What has driven performance in 4QFY09?
  • Shy of possible slippages in the retail segment, particularly mortgages that the bank had encountered earlier, Corporation Bank grow its advance book by 24% YoY, largely relying on the incremental offtakes to the large corporates. The bank has outperformed our estimates for advance growth by approximately 5% in FY09. The growth of 34% YoY in deposits was, however, nearly 15% higher than our estimates as we expected the bank to be more cautious about sustaining its CASA proportion. Although the higher cost of funds has marginally pressurised the bank’s NIM, the same are well within our estimates. The bank has attributed the drop in NIM over that of FY08 partly to the write-off of interest charged on agricultural loans that are subject to waiver.

    Leaning towards lower-risk assets…
    (Rs m) FY08 FY09 Change
    Advances 391,860 485,120 23.8%
    Retail 97,965 111,578 13.9%
    % of total advances 25% 23%  
    SME 43,105 53,363 23.8%
    % of total advances 11% 11%  
    Corporate 250,790 373,542 48.9%
    % of total advances 64% 77%  
           
    Deposits 554,240 739,840 33.5%
    CASA 194,050 232,640 19.9%
    % of total 35% 31%  
    Term deposits 360,190 507,200 40.8%
    % of total 65% 69%  
    Credit deposit ratio 70.7% 65.6%  

  • During 4QFY09, Corporation Bank witnessed 106% YoY growth in its non-interest income while the same grew by 58% YoY in FY09. The bank has not divulged the growth in fee income in this quarter. Nevertheless, the same contributed nearly 20% to the bank’s total other income in FY09 and a large part of credit for the buoyancy in other income can be attributed to gains on the treasury portfolio.

  • Corporation Bank’s cost to income ratio has fallen from 42% in 4QFY08 to 36% in 4QFY09. We had estimated the same at 39% for FY09. The bank’s cost to income ratio is nearly 5% lower than its peers in the public sector banking space and is one of the best (lowest) in the sector. This is also despite the fact that the bank had increased its employee base and added 73 branches to its franchise in the past 12 months. Going forward, over the next 5 years, the bank is planning to add 700 braches a year that may entail higher costs.

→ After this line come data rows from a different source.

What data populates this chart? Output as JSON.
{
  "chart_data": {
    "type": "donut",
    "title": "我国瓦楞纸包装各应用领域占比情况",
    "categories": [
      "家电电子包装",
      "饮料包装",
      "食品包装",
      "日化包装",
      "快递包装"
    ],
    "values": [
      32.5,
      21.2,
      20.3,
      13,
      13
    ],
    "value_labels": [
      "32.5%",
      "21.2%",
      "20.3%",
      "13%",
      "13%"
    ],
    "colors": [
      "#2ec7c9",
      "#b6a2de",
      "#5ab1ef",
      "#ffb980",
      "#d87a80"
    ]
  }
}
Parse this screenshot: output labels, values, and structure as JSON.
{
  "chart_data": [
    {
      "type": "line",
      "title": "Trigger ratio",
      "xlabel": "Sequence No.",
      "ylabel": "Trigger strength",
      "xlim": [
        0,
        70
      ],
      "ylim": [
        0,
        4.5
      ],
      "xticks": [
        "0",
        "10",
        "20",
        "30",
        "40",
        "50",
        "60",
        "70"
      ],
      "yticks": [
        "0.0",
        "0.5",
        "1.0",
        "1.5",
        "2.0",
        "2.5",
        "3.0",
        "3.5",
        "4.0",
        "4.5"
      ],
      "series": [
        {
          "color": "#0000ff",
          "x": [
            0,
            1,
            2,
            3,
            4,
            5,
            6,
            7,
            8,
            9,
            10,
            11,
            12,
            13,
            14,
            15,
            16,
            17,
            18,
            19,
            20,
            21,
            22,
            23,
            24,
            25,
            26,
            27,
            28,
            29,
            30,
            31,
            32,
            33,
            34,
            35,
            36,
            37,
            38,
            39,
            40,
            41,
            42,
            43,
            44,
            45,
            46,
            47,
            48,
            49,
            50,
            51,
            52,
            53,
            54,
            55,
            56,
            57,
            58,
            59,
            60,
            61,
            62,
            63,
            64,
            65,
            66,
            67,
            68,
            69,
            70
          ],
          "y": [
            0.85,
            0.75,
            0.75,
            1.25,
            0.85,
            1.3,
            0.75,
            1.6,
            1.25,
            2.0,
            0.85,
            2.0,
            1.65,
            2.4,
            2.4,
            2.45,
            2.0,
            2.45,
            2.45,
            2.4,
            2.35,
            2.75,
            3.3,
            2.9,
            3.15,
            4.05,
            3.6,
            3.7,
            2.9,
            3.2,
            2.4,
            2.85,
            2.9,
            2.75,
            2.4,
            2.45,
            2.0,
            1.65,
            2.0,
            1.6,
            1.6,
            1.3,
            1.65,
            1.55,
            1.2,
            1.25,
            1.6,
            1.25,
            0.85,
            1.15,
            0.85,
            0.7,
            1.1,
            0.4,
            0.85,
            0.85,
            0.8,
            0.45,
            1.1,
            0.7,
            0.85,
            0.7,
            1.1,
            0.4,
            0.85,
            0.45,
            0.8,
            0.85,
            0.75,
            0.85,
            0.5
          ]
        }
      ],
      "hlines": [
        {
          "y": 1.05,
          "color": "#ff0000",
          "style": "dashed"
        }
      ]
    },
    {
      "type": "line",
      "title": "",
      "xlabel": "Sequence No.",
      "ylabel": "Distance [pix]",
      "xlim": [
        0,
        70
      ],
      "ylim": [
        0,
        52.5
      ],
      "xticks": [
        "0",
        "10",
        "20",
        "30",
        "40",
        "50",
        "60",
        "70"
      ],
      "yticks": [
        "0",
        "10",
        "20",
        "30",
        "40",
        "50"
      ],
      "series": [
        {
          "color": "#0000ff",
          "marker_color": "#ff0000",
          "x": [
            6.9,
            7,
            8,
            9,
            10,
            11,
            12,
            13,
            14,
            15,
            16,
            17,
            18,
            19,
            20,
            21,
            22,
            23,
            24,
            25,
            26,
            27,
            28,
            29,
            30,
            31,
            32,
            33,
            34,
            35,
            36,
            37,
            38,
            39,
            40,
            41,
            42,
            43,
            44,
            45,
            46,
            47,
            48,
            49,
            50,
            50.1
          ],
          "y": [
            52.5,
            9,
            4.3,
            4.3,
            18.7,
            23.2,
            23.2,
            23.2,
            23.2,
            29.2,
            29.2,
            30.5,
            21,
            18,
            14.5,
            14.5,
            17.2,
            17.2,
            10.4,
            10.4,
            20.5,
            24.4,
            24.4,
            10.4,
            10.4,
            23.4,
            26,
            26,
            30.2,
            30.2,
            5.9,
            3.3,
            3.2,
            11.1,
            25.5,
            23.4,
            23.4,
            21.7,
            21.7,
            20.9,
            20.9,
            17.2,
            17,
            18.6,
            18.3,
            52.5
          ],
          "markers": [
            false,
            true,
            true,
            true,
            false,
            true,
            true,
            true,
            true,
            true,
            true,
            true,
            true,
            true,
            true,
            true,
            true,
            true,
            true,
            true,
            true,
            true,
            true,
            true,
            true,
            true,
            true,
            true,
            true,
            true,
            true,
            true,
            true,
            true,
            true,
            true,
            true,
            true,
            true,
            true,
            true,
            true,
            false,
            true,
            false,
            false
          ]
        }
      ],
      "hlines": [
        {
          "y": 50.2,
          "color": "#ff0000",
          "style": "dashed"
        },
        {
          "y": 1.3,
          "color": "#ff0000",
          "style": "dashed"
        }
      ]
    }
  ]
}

    A large part of the cost curtailment is due to the bank’s financial inclusion initiative in the rural areas through use of biometric cards. Corporation Bank has pioneered the effort in setting up branchless banking units and introduced the same in 411 villages until the end of March 2009 as against the target of 400 villages.

  • Corporation Bank’s gross NPA has been brought down to 1.1% compared to 1.5% in FY08 while its net NPA came down to 0.3% during this period. The bank could affect a cash recovery and upgradation of NPAs of Rs 2.8 bn in FY09, which also helped in keeping the NPA level under control.

What to expect?
At the current price of Rs 227, the stock is attractively valued at 0.6 times our estimated FY11 adjusted book value. The bank’s annualised return on equity stands at a healthy 18.2%. While the bank stands reasonably capitalised and has outperformed our growth estimates erosion of margins due to the higher cost of deposits remain a concern. Also, despite the higher provisioning (due to AS-15) and higher tax incidence the bank’s bottomline performance is also marginally better than our estimates. We retain our positive outlook on the bank from a long term perspective.